ALIGNMENT

                For three days, I have serviced, repaired, and immediately after watched a rotary disk mower-conditioner self-destruct.  For three days, I read the manual, servicing all pieces shown, replacing all worn parts, aligned timing marks for disk rotations—all as the manuals instructed—and, on engaging and starting the mower once again, witnessed its immediate annihilation of self. 

                Something wasn’t right.  Something was fundamentally wrong, but what?

                After the third time, deconstructing the cutter bar and leaving its face bare, we examined everything again.  The problem repeated, each time at the same point of failure.  We looked at the problem more closely, externally before breaking everything apart. 

                There was one small difference.  The last cog, while timing marks for proper spacing and rotation of cutter disks were correct on face alignment, the gear still appeared out of synch with the rest.  Where all the others laid at the same resting angle, the point of failure showed an offset from the others—even with the timing markers reading correct.  Could this be it?

                We removed the gear cog—and the one next to it—checking internally for broken, worn, or missing teeth in the internal mechanics of the machine.  There were none. 

                Before reassembling, and trying—one more time—to get the mower right, we made not of the offset of the cog before reassembling the machine.  We installed the cog in alignment with all the others as they appeared on the cutter bar face. 

                We rebuilt the machine again: disks, blades, shields, and started the mower again.

                Perfect.

                No sound, no vibration, balance and perfect operation. 

                We returned to the hayfield, tried again, and the mower ran at speeds and smoothness I’ve never known it to have.

                I don’t know how the cog was assembled wrong.  My guess is that in a past repair, or examination of a problem, it was removed and—without attention—reassembled close, but not properly aligned; and ever-after, it has consumed blade edges and caused noise and vibration that, knowing no better, assumed was how the machine had always been.

                Working on this mower—struggling and finding frustration in repeated-same repairs in accordance with a manual that immediately after proceeded to fail—made me think of the importance of timing an alignment; not just in mechanics, but in ourselves, life, and our societies as a whole? 

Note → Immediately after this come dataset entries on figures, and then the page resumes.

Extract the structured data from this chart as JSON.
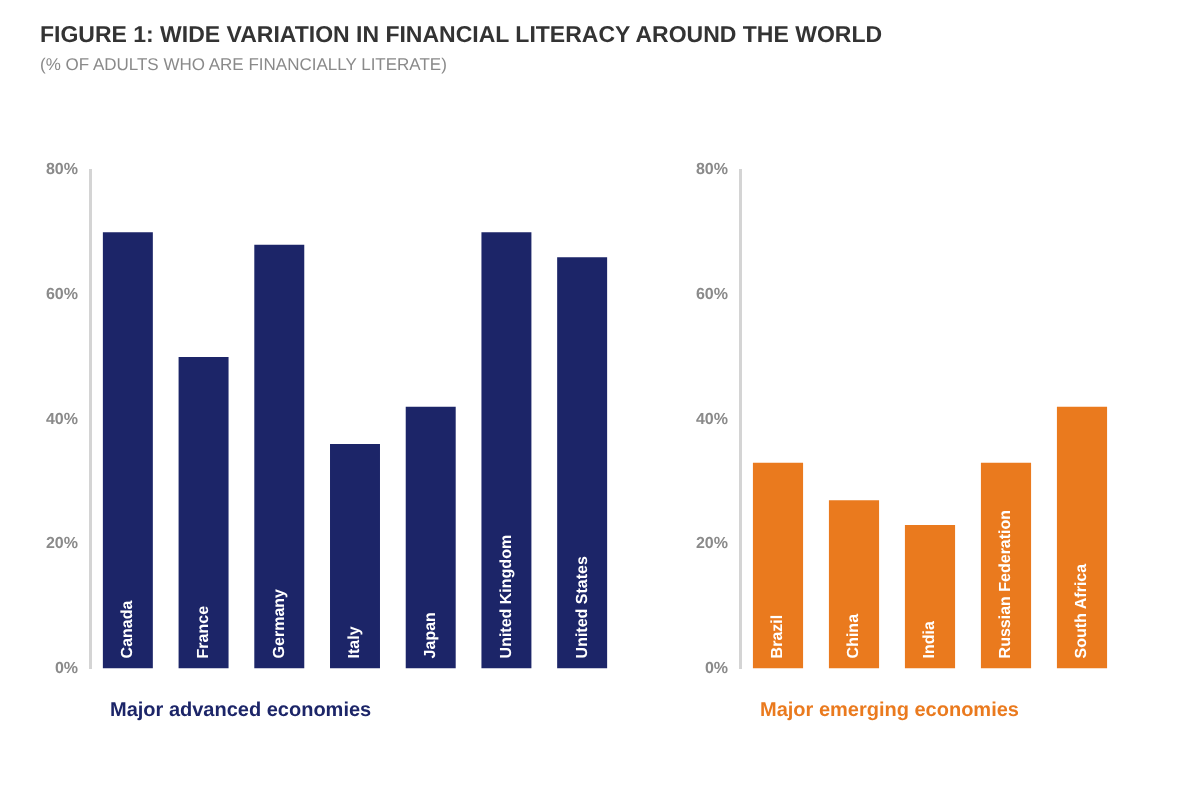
{
  "chart_data": [
    {
      "type": "bar",
      "title": "FIGURE 1: WIDE VARIATION IN FINANCIAL LITERACY AROUND THE WORLD",
      "subtitle": "(% OF ADULTS WHO ARE FINANCIALLY LITERATE)",
      "xlabel": "Major advanced economies",
      "categories": [
        "Canada",
        "France",
        "Germany",
        "Italy",
        "Japan",
        "United Kingdom",
        "United States"
      ],
      "values": [
        70,
        50,
        68,
        36,
        42,
        70,
        66
      ],
      "color": "#1c2568",
      "ylim": [
        0,
        80
      ],
      "yticks": [
        {
          "value": 0,
          "label": "0%"
        },
        {
          "value": 20,
          "label": "20%"
        },
        {
          "value": 40,
          "label": "40%"
        },
        {
          "value": 60,
          "label": "60%"
        },
        {
          "value": 80,
          "label": "80%"
        }
      ]
    },
    {
      "type": "bar",
      "xlabel": "Major emerging economies",
      "categories": [
        "Brazil",
        "China",
        "India",
        "Russian Federation",
        "South Africa"
      ],
      "values": [
        33,
        27,
        23,
        33,
        42
      ],
      "color": "#ea7a1e",
      "ylim": [
        0,
        80
      ],
      "yticks": [
        {
          "value": 0,
          "label": "0%"
        },
        {
          "value": 20,
          "label": "20%"
        },
        {
          "value": 40,
          "label": "40%"
        },
        {
          "value": 60,
          "label": "60%"
        },
        {
          "value": 80,
          "label": "80%"
        }
      ]
    }
  ]
}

                How many times, in deconstruction of a perceived problem, do we reassemble a piece that was not the source nearly, but not precise, to the way it was. How many times, after, does this point of examination, after, become a persistent point of trouble, friction, destruction when everything according to what we read and see says it’s “right?” 

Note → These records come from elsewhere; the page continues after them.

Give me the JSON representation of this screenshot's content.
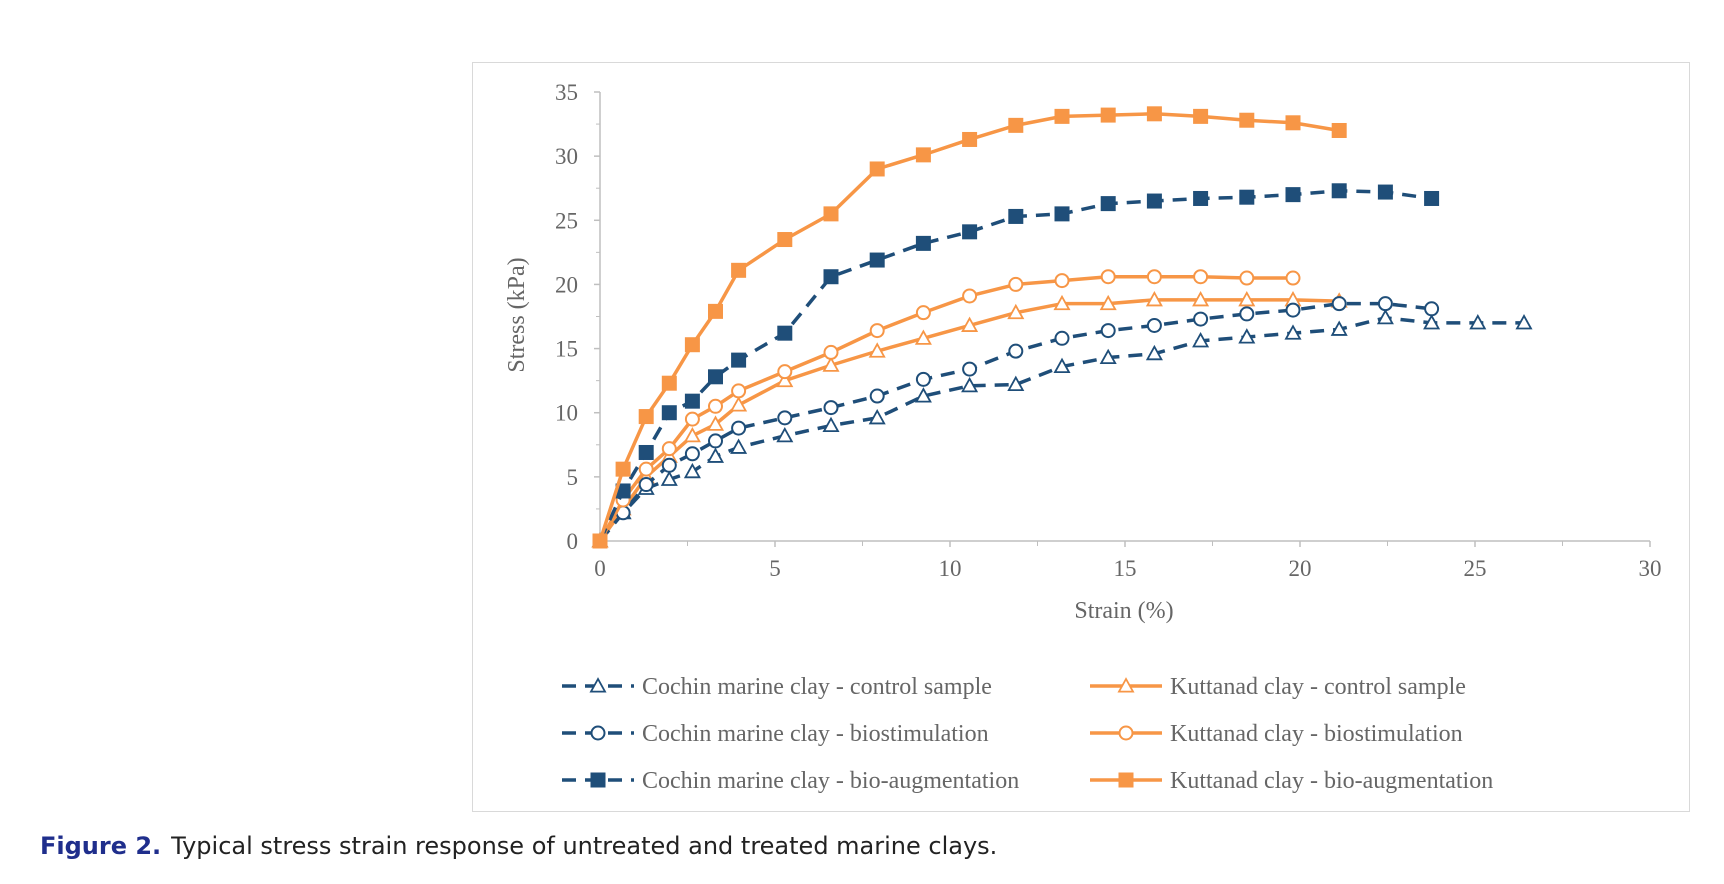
{
  "caption": {
    "label": "Figure 2.",
    "text": "Typical stress strain response of untreated and treated marine clays."
  },
  "colors": {
    "cochin": "#1f4e79",
    "kuttanad": "#f79646",
    "axis": "#bfbfbf",
    "text": "#666666"
  },
  "chart_data": {
    "type": "line",
    "xlabel": "Strain (%)",
    "ylabel": "Stress (kPa)",
    "xlim": [
      0,
      30
    ],
    "ylim": [
      0,
      35
    ],
    "xticks": [
      "0",
      "5",
      "10",
      "15",
      "20",
      "25",
      "30"
    ],
    "yticks": [
      "0",
      "5",
      "10",
      "15",
      "20",
      "25",
      "30",
      "35"
    ],
    "grid": false,
    "legend_position": "bottom",
    "series": [
      {
        "name": "Cochin marine clay - control sample",
        "color": "#1f4e79",
        "dash": true,
        "marker": "triangle-open",
        "x": [
          0,
          0.66,
          1.32,
          1.98,
          2.64,
          3.3,
          3.96,
          5.28,
          6.6,
          7.92,
          9.24,
          10.56,
          11.88,
          13.2,
          14.52,
          15.84,
          17.16,
          18.48,
          19.8,
          21.12,
          22.44,
          23.76,
          25.08,
          26.4
        ],
        "y": [
          0,
          2.2,
          4.1,
          4.8,
          5.4,
          6.6,
          7.3,
          8.2,
          9.0,
          9.6,
          11.3,
          12.1,
          12.2,
          13.6,
          14.3,
          14.6,
          15.6,
          15.9,
          16.2,
          16.5,
          17.4,
          17.0,
          17.0,
          17.0
        ]
      },
      {
        "name": "Kuttanad clay - control sample",
        "color": "#f79646",
        "dash": false,
        "marker": "triangle-open",
        "x": [
          0,
          0.66,
          1.32,
          1.98,
          2.64,
          3.3,
          3.96,
          5.28,
          6.6,
          7.92,
          9.24,
          10.56,
          11.88,
          13.2,
          14.52,
          15.84,
          17.16,
          18.48,
          19.8,
          21.12
        ],
        "y": [
          0,
          2.5,
          5.0,
          6.6,
          8.2,
          9.1,
          10.6,
          12.5,
          13.7,
          14.8,
          15.8,
          16.8,
          17.8,
          18.5,
          18.5,
          18.8,
          18.8,
          18.8,
          18.8,
          18.7
        ]
      },
      {
        "name": "Cochin marine clay - biostimulation",
        "color": "#1f4e79",
        "dash": true,
        "marker": "circle-open",
        "x": [
          0,
          0.66,
          1.32,
          1.98,
          2.64,
          3.3,
          3.96,
          5.28,
          6.6,
          7.92,
          9.24,
          10.56,
          11.88,
          13.2,
          14.52,
          15.84,
          17.16,
          18.48,
          19.8,
          21.12,
          22.44,
          23.76
        ],
        "y": [
          0,
          2.2,
          4.4,
          5.9,
          6.8,
          7.8,
          8.8,
          9.6,
          10.4,
          11.3,
          12.6,
          13.4,
          14.8,
          15.8,
          16.4,
          16.8,
          17.3,
          17.7,
          18.0,
          18.5,
          18.5,
          18.1
        ]
      },
      {
        "name": "Kuttanad clay - biostimulation",
        "color": "#f79646",
        "dash": false,
        "marker": "circle-open",
        "x": [
          0,
          0.66,
          1.32,
          1.98,
          2.64,
          3.3,
          3.96,
          5.28,
          6.6,
          7.92,
          9.24,
          10.56,
          11.88,
          13.2,
          14.52,
          15.84,
          17.16,
          18.48,
          19.8
        ],
        "y": [
          0,
          3.2,
          5.6,
          7.2,
          9.5,
          10.5,
          11.7,
          13.2,
          14.7,
          16.4,
          17.8,
          19.1,
          20.0,
          20.3,
          20.6,
          20.6,
          20.6,
          20.5,
          20.5
        ]
      },
      {
        "name": "Cochin marine clay - bio-augmentation",
        "color": "#1f4e79",
        "dash": true,
        "marker": "square-filled",
        "x": [
          0,
          0.66,
          1.32,
          1.98,
          2.64,
          3.3,
          3.96,
          5.28,
          6.6,
          7.92,
          9.24,
          10.56,
          11.88,
          13.2,
          14.52,
          15.84,
          17.16,
          18.48,
          19.8,
          21.12,
          22.44,
          23.76
        ],
        "y": [
          0,
          3.9,
          6.9,
          10.0,
          10.9,
          12.8,
          14.1,
          16.2,
          20.6,
          21.9,
          23.2,
          24.1,
          25.3,
          25.5,
          26.3,
          26.5,
          26.7,
          26.8,
          27.0,
          27.3,
          27.2,
          26.7
        ]
      },
      {
        "name": "Kuttanad clay - bio-augmentation",
        "color": "#f79646",
        "dash": false,
        "marker": "square-filled",
        "x": [
          0,
          0.66,
          1.32,
          1.98,
          2.64,
          3.3,
          3.96,
          5.28,
          6.6,
          7.92,
          9.24,
          10.56,
          11.88,
          13.2,
          14.52,
          15.84,
          17.16,
          18.48,
          19.8,
          21.12
        ],
        "y": [
          0,
          5.6,
          9.7,
          12.3,
          15.3,
          17.9,
          21.1,
          23.5,
          25.5,
          29.0,
          30.1,
          31.3,
          32.4,
          33.1,
          33.2,
          33.3,
          33.1,
          32.8,
          32.6,
          32.0
        ]
      }
    ]
  }
}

                The manual misses what our discernment first-hand should still see: something is off; and until that piece is fixed—brought back into alignment with the design as it was Created to be—it will always be a point of trouble and failures. 

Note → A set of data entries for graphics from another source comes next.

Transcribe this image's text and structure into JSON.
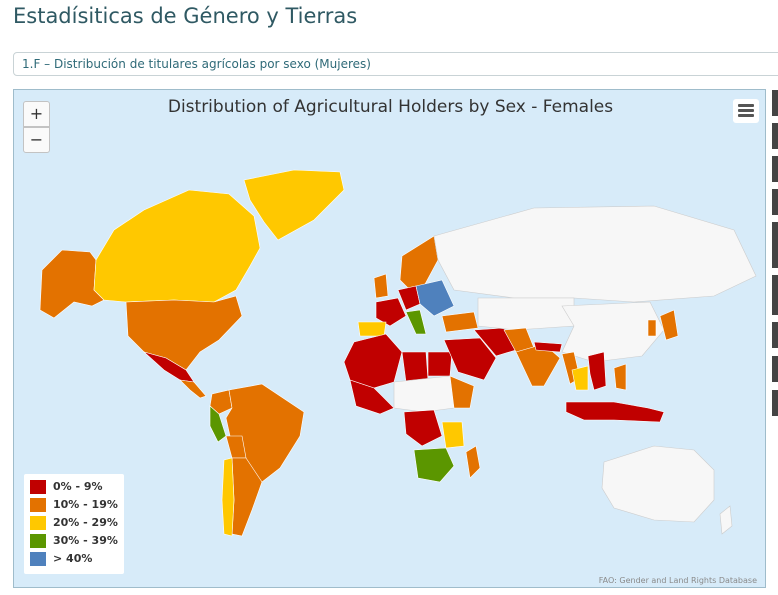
{
  "page": {
    "title": "Estadísiticas de Género y Tierras",
    "select_value": "1.F – Distribución de titulares agrícolas por sexo (Mujeres)"
  },
  "map": {
    "title": "Distribution of Agricultural Holders by Sex - Females",
    "zoom_in_label": "+",
    "zoom_out_label": "−",
    "credits": "FAO: Gender and Land Rights Database",
    "ocean_color": "#d7ebf9",
    "no_data_color": "#f7f7f7"
  },
  "chart_data": {
    "type": "choropleth",
    "title": "Distribution of Agricultural Holders by Sex - Females",
    "legend_placement": "bottom-left",
    "classes": [
      {
        "label": "0% - 9%",
        "color": "#c00000"
      },
      {
        "label": "10% - 19%",
        "color": "#e37200"
      },
      {
        "label": "20% - 29%",
        "color": "#ffc800"
      },
      {
        "label": "30% - 39%",
        "color": "#5b9600"
      },
      {
        "label": "> 40%",
        "color": "#4f81bd"
      }
    ]
  }
}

                Maybe we too are made in a design, and when our alignment falls away from a Created Order, chaos, despair, and self-annihilation—personal and societal—is what is and must occur; and only when we return to alignment, is balance and stability restored. 

                I’ve lived through the experience of being off, out of alignment, grinding against my own will and perceived desires and aims, and felt the chaos of breaking one’s self apart by failures internal to my own soul-assembly. 

                I’ve also lived the reexamination, searching the small pieces, the details that are right by the book, but fundamentally wrong in assembly an employment, that—when corrected—restore an ease, smoothness to life, and balance in soul. 

                I perceive something is off in our present world.  I believe we can do everything right by the economic, social, political books, and failures and societal-tribulations are still to come.  I believe there is something in our culture fundamentally off, and few in positions of power are looking at the cause—for it is small and does not seek herald or self-advancement.  It is a matter of alignment, how we arrange and order our selves in position to the greater mechanics of society and culture. 

                I worry because, like the mower, sometimes a small fix takes complete destruction of the machine for us to see how important one single tooth on cog—and its place in position with all the rest of a greater creation—can be. 

                Sometimes, the answer is not in the manual—not because the manual is wrong—but because something simpler is fundamentally wrong on which, without alignment to a standard beginning state, nothing after can amend.  

                Sometimes, the answer can only be found in discernment: understanding a system’s fundamentals and returning to a beginning standard that makes the rest work; and without such repair and return to alignment and order, there can only be destruction and failure. 

                What is off in our world?  What have we deconstructed, examined in past as possible point of trouble and then restored, or replaced, on a fundamental societal level that we, perhaps, restored wrong?  Where do we look?  How do we fix it? 

                Our answer may be far simpler than the problems we perceive.